Texas & P. Ry. Co. v. Bussing

130 S.W.2d 416 | Tex. App. | 1939

The entry of a judgment nunc pro tune at a subsequent term of court is not authorized, unless a judgment was actually rendered at the previous term of the court. A judgment nunc pro tune presupposes a judgment previously actually rendered at the proper time, but not entered of record. 25 Tex.Jur., Judgments, Sects. 68 and 70; Hannon v. Henson, Tex.Com.App., 15 S.W.2d 579; Camoron v. Thurmond, 56 Tex. 22; Finnigan-Brown Co. v. Escobar, Tex. Civ. App. 192 S.W. 256; Waggoner v. Davis, Tex. Civ. App. 261 S.W. 482; Texas N. O. R. Co. v. Turner, Tex. Civ. App. 193 S.W. 1087; Frick-Reid Supply Co v. Jones, Tex. Civ. App.286 S.W. 650.

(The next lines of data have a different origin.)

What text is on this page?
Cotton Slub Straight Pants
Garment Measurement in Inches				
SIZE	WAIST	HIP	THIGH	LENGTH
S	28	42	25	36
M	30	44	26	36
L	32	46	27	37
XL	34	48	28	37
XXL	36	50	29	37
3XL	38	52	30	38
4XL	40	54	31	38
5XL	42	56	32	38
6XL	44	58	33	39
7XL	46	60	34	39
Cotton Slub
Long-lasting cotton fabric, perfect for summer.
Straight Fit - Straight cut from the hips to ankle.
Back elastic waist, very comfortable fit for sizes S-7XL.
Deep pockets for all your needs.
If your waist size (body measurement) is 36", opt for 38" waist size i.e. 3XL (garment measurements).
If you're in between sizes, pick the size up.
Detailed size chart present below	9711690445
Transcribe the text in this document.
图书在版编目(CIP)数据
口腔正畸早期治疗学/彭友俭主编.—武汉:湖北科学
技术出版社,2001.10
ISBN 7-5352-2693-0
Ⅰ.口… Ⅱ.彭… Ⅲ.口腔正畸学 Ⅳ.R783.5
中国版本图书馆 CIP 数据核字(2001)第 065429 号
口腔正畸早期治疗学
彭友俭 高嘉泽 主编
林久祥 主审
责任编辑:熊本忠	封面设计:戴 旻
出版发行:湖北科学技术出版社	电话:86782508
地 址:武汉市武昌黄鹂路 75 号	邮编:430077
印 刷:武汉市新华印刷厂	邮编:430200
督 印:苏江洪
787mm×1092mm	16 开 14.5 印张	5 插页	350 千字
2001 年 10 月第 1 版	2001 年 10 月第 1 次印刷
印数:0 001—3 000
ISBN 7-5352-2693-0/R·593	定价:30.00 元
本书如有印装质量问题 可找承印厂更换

But the action of the Court in ordering the entry of the judgment nunc pro tunc is presumptively correct. In the absence of evidence to the contrary this Court must assume the facts authorized the entry. Hannon v. Henson, supra. Appellant calls attention to certain allegations contained in the motion for judgment nunc pro tunc as evidencing the fact that no judgment was actually rendered at the March Term of the Court, but we do not regard such allegations as so showing.

Issue No. 9 reads: "What was the actual loss in money sustained by the owner on account of being deprived of the dog?" The jury answered $150, for which amount judgment was rendered.

There is no evidence the dog had no market value. Dogs ordinarily have no such value. (Gulf, C. S. F. R. Co. v. Blake, 43 Tex. Civ. App. 180,95 S.W. 593), but this is not true of all dogs. Dogs of good breed and pedigree usually have a market value. It is alleged the dog in question was "a female Boston Terrier of high breed and pedigree." Plaintiff testified he paid $75.00 for the dog's mother and litter. In order for plaintiff to recover the actual or intrinsic value of the dog it was incumbent upon him to show it had no market value. Young's Bus Lines v. Redmon, Tex. Civ. App. 43 S.W.2d 266; Gulf, C. S. F. R. Co. v. Roberts, Tex. Civ. App. 85 S.W. 479.

Having failed to do so, it was error to submit the issue quoted as the measure of plaintiff's damage. See cases last cited.

Appellant's assignment and proposition raising this question are sustained.

Appellant's fourth proposition presents no error. Chicago R. I. G. R. Co. v. Scott, Tex. Civ. App. 156 S.W. 294; International G. N. R. Co. v. Pool, 24 Tex. Civ. App. 575, 59 S.W. 911; 8 Texas Jurisprudence, pp. 546, 553.